Unidentified Analyst: Great. Thanks. And then just a follow-up, you know, strong EBIT margin growth on CPG as well. Is there a limit to how much additional margin improvement we can see there? Obviously, you got 18.5%. Maybe talk about some of the specific to CPG, you know, benefits from MAP and pricing as well.

Frank Sullivan: Sure. You know, I don’t know that I would talk specifically about limits to EBIT margin growth in any of our businesses. We still have room to grow. But not surprising from my earlier comments, there is a trade-off in the near term between expanding margins and investing in organic growth. And back to the big picture thing, you know, if we simplify across RPM internally into our investors what we’re trying to do here, it’s significantly improve our cash conversion cycle and ramp up organic growth initiatives. And we think the economic circumstances that we’re in call for that, and we’re having really good progress in the cash conversion cycle improvement, and there’s more to come. And we’re having really good improvement on the organic growth piece in Construction Products, and we’re hopeful that we’ll see more benefits across more RPM companies in the coming year.

Operator: The next question comes from Frank Mitsch of Fermium Research. Please go ahead.

Frank Sullivan: Good morning, Frank.

Frank Mitsch: Good morning, Frank, to you as well. Nice start to the year. I want to come back to the MAP 2025. I believe you mentioned before that you’re expecting a benefit of $160 million in fiscal 2024. But I – my understanding is that’s the run rate, right, that you’re expecting to end this year? And you guys are actually expecting about $100 million to impact the 2024 P&L? Is my understanding correct?

Frank Sullivan: That is 100% correct, and I appreciate you’re clarifying that.

Frank Mitsch: All right. Great. And what was the actual benefit that you saw in the first quarter from MAP 2025 of the $309 million EBIT?

Rusty Gordon: We ran at about the run rate you’d expect. So it was about a quarter of that year’s benefit, maybe a touch ahead.

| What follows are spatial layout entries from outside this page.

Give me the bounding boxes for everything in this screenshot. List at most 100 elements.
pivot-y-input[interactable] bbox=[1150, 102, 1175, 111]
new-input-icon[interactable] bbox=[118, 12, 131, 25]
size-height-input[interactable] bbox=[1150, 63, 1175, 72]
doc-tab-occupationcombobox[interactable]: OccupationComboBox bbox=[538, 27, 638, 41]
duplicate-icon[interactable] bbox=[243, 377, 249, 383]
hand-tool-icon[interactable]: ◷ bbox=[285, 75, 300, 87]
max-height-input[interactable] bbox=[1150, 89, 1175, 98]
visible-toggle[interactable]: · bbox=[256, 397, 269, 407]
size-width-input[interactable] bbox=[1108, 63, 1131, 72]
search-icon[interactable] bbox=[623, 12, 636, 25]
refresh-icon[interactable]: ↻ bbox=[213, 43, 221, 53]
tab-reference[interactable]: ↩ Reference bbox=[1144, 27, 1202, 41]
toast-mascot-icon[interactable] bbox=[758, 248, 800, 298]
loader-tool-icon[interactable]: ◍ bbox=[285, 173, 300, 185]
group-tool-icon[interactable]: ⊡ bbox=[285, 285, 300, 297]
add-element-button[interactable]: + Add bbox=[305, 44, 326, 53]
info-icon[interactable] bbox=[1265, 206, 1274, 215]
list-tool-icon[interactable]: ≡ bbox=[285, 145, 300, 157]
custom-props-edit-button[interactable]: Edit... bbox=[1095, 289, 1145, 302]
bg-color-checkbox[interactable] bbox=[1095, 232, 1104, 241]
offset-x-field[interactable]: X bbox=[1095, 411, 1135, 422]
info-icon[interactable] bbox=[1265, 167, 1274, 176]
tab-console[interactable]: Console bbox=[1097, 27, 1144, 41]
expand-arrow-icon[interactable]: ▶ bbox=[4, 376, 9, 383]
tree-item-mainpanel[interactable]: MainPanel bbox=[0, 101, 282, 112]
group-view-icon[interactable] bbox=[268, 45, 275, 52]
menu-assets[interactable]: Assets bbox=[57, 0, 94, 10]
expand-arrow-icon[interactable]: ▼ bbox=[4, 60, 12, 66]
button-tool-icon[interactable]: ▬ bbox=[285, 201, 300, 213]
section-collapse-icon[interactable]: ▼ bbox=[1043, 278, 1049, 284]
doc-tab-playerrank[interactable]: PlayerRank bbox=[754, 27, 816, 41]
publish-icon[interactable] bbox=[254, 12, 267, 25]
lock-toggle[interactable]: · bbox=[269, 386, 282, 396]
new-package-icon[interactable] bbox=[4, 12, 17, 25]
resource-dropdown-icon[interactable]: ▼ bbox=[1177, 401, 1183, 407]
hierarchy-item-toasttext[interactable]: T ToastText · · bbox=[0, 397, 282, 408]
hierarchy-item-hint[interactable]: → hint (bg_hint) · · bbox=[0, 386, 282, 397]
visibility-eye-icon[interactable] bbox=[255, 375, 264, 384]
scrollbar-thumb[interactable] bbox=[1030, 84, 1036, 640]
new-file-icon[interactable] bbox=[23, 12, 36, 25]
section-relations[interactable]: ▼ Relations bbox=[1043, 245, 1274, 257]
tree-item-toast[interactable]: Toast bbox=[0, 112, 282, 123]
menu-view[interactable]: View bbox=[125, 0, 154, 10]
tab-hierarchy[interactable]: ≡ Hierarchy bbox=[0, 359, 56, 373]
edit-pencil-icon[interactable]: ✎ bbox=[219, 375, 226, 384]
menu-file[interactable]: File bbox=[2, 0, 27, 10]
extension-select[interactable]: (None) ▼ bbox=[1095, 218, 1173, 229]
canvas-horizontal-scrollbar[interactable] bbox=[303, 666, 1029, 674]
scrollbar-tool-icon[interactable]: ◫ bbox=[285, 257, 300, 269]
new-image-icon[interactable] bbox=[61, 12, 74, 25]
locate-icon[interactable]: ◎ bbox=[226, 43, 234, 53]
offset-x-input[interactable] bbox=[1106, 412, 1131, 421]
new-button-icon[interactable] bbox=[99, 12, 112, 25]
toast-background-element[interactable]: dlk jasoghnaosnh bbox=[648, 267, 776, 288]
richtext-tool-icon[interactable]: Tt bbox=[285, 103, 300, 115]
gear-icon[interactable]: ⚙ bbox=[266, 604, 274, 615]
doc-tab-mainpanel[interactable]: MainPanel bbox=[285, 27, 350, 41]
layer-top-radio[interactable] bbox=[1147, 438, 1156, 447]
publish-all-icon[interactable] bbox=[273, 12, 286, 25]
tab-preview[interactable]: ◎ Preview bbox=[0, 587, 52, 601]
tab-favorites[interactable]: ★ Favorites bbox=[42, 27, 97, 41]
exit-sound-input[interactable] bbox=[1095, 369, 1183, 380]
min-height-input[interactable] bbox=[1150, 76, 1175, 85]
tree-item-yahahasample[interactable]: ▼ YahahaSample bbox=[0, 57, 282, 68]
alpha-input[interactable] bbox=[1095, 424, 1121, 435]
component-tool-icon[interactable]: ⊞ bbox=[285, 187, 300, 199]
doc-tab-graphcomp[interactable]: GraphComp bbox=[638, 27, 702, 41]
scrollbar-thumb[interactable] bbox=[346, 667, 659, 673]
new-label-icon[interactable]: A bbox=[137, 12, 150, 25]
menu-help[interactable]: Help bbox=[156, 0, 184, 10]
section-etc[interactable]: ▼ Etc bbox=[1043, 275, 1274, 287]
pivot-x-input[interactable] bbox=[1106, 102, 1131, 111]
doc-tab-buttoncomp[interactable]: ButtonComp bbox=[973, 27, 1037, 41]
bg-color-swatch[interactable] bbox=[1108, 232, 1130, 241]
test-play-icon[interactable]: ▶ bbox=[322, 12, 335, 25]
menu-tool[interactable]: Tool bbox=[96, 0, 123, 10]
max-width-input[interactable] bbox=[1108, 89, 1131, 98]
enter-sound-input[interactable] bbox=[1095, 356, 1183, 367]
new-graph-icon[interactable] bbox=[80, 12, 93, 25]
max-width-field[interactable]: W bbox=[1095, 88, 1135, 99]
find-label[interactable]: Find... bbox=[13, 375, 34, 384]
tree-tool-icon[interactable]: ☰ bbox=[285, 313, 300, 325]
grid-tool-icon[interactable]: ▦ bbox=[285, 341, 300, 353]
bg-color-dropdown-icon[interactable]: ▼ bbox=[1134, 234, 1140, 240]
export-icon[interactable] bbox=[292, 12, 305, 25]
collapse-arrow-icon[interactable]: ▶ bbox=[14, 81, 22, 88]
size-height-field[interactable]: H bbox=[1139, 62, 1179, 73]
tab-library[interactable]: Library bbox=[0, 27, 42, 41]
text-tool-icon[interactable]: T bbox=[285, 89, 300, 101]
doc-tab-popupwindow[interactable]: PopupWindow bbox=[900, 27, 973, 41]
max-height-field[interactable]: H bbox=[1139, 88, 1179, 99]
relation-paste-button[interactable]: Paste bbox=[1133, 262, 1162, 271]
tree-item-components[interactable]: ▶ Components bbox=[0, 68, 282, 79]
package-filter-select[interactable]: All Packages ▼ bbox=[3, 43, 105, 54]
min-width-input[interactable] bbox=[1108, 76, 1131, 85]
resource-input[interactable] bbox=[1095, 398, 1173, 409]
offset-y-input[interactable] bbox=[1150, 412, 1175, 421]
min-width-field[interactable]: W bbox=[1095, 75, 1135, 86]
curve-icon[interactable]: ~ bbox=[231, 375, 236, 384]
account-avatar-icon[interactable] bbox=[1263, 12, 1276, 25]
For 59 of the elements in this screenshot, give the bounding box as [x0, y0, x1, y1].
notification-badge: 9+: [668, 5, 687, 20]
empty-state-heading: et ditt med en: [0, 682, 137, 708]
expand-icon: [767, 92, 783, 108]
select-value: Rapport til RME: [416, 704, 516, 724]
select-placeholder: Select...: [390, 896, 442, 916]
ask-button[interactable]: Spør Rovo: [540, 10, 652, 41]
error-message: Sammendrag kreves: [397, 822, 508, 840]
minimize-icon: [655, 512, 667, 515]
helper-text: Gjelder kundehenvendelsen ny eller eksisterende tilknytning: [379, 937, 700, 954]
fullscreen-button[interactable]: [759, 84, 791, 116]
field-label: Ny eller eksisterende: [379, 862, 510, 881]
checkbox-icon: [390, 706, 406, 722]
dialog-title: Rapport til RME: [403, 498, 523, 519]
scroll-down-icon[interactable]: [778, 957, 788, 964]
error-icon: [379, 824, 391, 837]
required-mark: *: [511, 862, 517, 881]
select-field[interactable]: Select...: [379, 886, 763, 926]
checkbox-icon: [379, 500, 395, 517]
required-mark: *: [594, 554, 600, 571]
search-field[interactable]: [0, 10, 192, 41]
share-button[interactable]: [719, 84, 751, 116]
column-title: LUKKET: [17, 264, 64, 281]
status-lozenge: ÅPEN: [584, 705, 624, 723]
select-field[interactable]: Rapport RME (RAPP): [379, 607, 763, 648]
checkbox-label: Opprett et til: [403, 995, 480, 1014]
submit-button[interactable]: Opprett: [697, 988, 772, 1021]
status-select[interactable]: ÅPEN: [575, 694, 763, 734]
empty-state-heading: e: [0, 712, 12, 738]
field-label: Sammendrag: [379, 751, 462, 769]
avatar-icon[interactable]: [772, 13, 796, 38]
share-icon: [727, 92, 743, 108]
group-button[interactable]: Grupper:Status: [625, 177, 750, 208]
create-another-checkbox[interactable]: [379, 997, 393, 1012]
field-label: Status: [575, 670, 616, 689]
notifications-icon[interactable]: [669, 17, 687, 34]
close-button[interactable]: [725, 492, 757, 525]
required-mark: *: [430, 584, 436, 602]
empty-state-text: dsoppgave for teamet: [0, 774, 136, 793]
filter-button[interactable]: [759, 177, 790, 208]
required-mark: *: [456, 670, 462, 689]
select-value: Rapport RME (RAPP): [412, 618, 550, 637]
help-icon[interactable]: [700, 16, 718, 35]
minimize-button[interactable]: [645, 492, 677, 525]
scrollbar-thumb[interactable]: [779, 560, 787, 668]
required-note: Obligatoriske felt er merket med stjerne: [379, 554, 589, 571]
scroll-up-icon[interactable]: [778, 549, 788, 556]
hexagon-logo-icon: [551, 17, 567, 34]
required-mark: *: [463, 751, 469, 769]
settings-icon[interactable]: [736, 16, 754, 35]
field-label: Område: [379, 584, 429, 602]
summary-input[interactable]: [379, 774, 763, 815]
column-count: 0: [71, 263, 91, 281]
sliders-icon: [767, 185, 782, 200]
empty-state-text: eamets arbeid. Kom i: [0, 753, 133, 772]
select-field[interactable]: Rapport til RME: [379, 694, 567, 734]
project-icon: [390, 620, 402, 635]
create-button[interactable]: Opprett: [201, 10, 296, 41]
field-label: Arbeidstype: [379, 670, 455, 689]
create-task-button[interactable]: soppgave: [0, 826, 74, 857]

Frank Sullivan: So $25 million or $30 million. And, you know, we communicated in July. We had a $120 million goal in fiscal ’23, we exceeded that. And we have a $160 million run rate goal. And you’re right, we expect $100 million of it to flow through our P&L. Some of that is benefits that will begin to be realized in the second half of the year in terms of run rate. Some of that is the impact of FIFO accounting, both in terms of conversion costs and the commodity cycle benefit that shows up in our case, maybe 60 days or 90 days later than were we on LIFO. And so that’s what’s happening there. But we are on or slightly ahead of target for that $160 million run rate for the year. And as I said earlier, I would expect about half of that or slightly less than half of that to be associated with the commodity cycle benefits as well.

This should be the year unless we get surprised by oil prices or some other spikes. And as we look in the past, where the lion’s share of the commodity cycle benefits should show up.